CONVICTION
Essays of Incarceration
by
Book Details
About the Book
CONVICTION focuses on the turmoil experienced by accused and convicted persons. Writing of the horrendous ordeal the author underwent following a 2016 criminal trial – a trial that he lost – this prison memoir explores the author’s emotions and experiences during a five-month stay at an upstate New York county jail. It is a work supplemented by the insights of philosophers and historical figures whose books the author read from his jail cell while awaiting sentence.

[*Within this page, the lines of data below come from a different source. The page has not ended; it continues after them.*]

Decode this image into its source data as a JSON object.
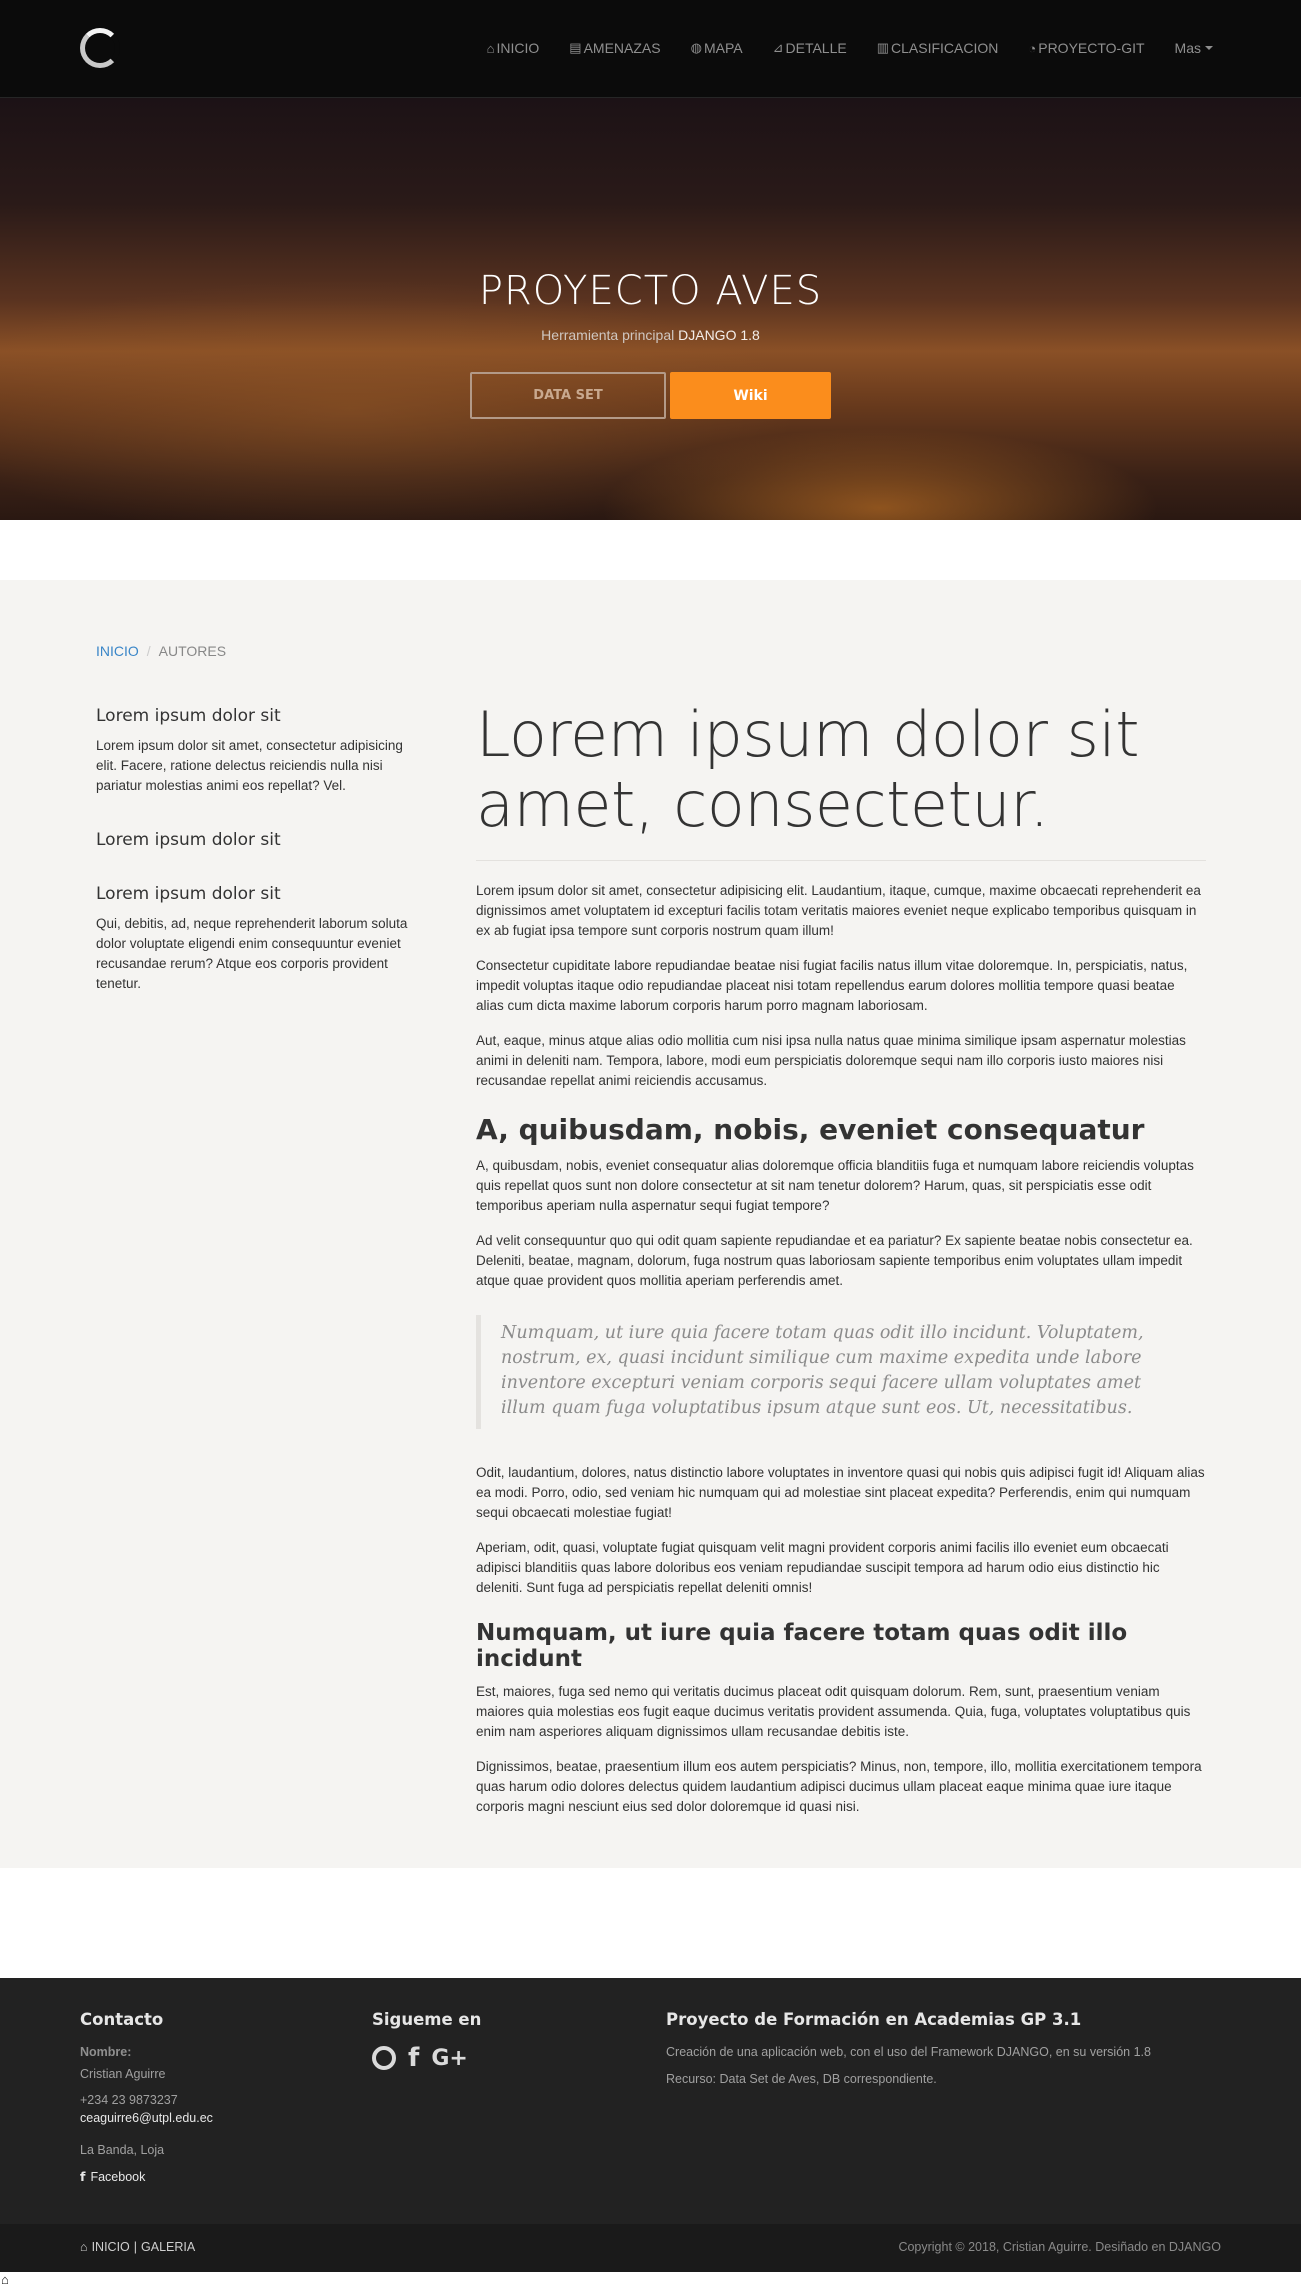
{
  "nav": {
    "items": [
      {
        "icon": "home-icon",
        "glyph": "⌂",
        "label": "INICIO"
      },
      {
        "icon": "list-icon",
        "glyph": "▤",
        "label": "AMENAZAS"
      },
      {
        "icon": "globe-icon",
        "glyph": "◍",
        "label": "MAPA"
      },
      {
        "icon": "line-chart-icon",
        "glyph": "⊿",
        "label": "DETALLE"
      },
      {
        "icon": "area-chart-icon",
        "glyph": "▥",
        "label": "CLASIFICACION"
      },
      {
        "icon": "github-icon",
        "glyph": "◔",
        "label": "PROYECTO-GIT"
      }
    ],
    "more_label": "Mas"
  },
  "hero": {
    "title": "PROYECTO AVES",
    "subtitle_prefix": "Herramienta principal",
    "subtitle_highlight": "DJANGO 1.8",
    "btn_dataset": "DATA SET",
    "btn_wiki": "Wiki",
    "accent": "#fb8d1c"
  },
  "breadcrumb": {
    "home": "INICIO",
    "separator": "/",
    "current": "AUTORES"
  },
  "sidebar": [
    {
      "heading": "Lorem ipsum dolor sit",
      "text": "Lorem ipsum dolor sit amet, consectetur adipisicing elit. Facere, ratione delectus reiciendis nulla nisi pariatur molestias animi eos repellat? Vel."
    },
    {
      "heading": "Lorem ipsum dolor sit",
      "text": ""
    },
    {
      "heading": "Lorem ipsum dolor sit",
      "text": "Qui, debitis, ad, neque reprehenderit laborum soluta dolor voluptate eligendi enim consequuntur eveniet recusandae rerum? Atque eos corporis provident tenetur."
    }
  ],
  "main": {
    "title": "Lorem ipsum dolor sit amet, consectetur.",
    "p1": "Lorem ipsum dolor sit amet, consectetur adipisicing elit. Laudantium, itaque, cumque, maxime obcaecati reprehenderit ea dignissimos amet voluptatem id excepturi facilis totam veritatis maiores eveniet neque explicabo temporibus quisquam in ex ab fugiat ipsa tempore sunt corporis nostrum quam illum!",
    "p2": "Consectetur cupiditate labore repudiandae beatae nisi fugiat facilis natus illum vitae doloremque. In, perspiciatis, natus, impedit voluptas itaque odio repudiandae placeat nisi totam repellendus earum dolores mollitia tempore quasi beatae alias cum dicta maxime laborum corporis harum porro magnam laboriosam.",
    "p3": "Aut, eaque, minus atque alias odio mollitia cum nisi ipsa nulla natus quae minima similique ipsam aspernatur molestias animi in deleniti nam. Tempora, labore, modi eum perspiciatis doloremque sequi nam illo corporis iusto maiores nisi recusandae repellat animi reiciendis accusamus.",
    "h2": "A, quibusdam, nobis, eveniet consequatur",
    "p4": "A, quibusdam, nobis, eveniet consequatur alias doloremque officia blanditiis fuga et numquam labore reiciendis voluptas quis repellat quos sunt non dolore consectetur at sit nam tenetur dolorem? Harum, quas, sit perspiciatis esse odit temporibus aperiam nulla aspernatur sequi fugiat tempore?",
    "p5": "Ad velit consequuntur quo qui odit quam sapiente repudiandae et ea pariatur? Ex sapiente beatae nobis consectetur ea. Deleniti, beatae, magnam, dolorum, fuga nostrum quas laboriosam sapiente temporibus enim voluptates ullam impedit atque quae provident quos mollitia aperiam perferendis amet.",
    "quote": "Numquam, ut iure quia facere totam quas odit illo incidunt. Voluptatem, nostrum, ex, quasi incidunt similique cum maxime expedita unde labore inventore excepturi veniam corporis sequi facere ullam voluptates amet illum quam fuga voluptatibus ipsum atque sunt eos. Ut, necessitatibus.",
    "p6": "Odit, laudantium, dolores, natus distinctio labore voluptates in inventore quasi qui nobis quis adipisci fugit id! Aliquam alias ea modi. Porro, odio, sed veniam hic numquam qui ad molestiae sint placeat expedita? Perferendis, enim qui numquam sequi obcaecati molestiae fugiat!",
    "p7": "Aperiam, odit, quasi, voluptate fugiat quisquam velit magni provident corporis animi facilis illo eveniet eum obcaecati adipisci blanditiis quas labore doloribus eos veniam repudiandae suscipit tempora ad harum odio eius distinctio hic deleniti. Sunt fuga ad perspiciatis repellat deleniti omnis!",
    "h3": "Numquam, ut iure quia facere totam quas odit illo incidunt",
    "p8": "Est, maiores, fuga sed nemo qui veritatis ducimus placeat odit quisquam dolorum. Rem, sunt, praesentium veniam maiores quia molestias eos fugit eaque ducimus veritatis provident assumenda. Quia, fuga, voluptates voluptatibus quis enim nam asperiores aliquam dignissimos ullam recusandae debitis iste.",
    "p9": "Dignissimos, beatae, praesentium illum eos autem perspiciatis? Minus, non, tempore, illo, mollitia exercitationem tempora quas harum odio dolores delectus quidem laudantium adipisci ducimus ullam placeat eaque minima quae iure itaque corporis magni nesciunt eius sed dolor doloremque id quasi nisi."
  },
  "footer": {
    "contact": {
      "heading": "Contacto",
      "name_label": "Nombre:",
      "name": "Cristian Aguirre",
      "phone": "+234 23 9873237",
      "email": "ceaguirre6@utpl.edu.ec",
      "location": "La Banda, Loja",
      "facebook": "Facebook"
    },
    "social": {
      "heading": "Sigueme en",
      "icons": [
        "github-icon",
        "facebook-icon",
        "google-plus-icon"
      ]
    },
    "project": {
      "heading": "Proyecto de Formación en Academias GP 3.1",
      "line1": "Creación de una aplicación web, con el uso del Framework DJANGO, en su versión 1.8",
      "line2": "Recurso: Data Set de Aves, DB correspondiente."
    }
  },
  "bottom_bar": {
    "home": "INICIO",
    "separator": "|",
    "gallery": "GALERIA",
    "copyright": "Copyright © 2018, Cristian Aguirre. Desiñado en DJANGO"
  }
}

Analyzing the concepts of anguish, shame, redemption, happiness, dependency, love, and faith, CONVICTION is work of philosophy permeated from the prisoner perspective. The work will appeal to academics of every stripe, as well everyday men and women particularly inmates and their families searching for meaning into their suffering.
About the Author
Tapping into his education in law, liberal arts, government, and against the backdrop of a turbulent childhood, Michael Kelsey writes interconnecting essays in a prison memoir that strives to make meaning out of the incarceration and social leveling that follows from a criminal conviction. An attorney, three-term county lawmaker, college philosophy adjunct professor, and candidate for State office when allegations against him arose, Kelsey stood trial and lost amid questionable circumstances. His time in jail was thereafter spent writing of the legal processes that he underwent, and their toil upon the human psyche. He writes with an insider perspective alongside an empathy that only an inmate can muster.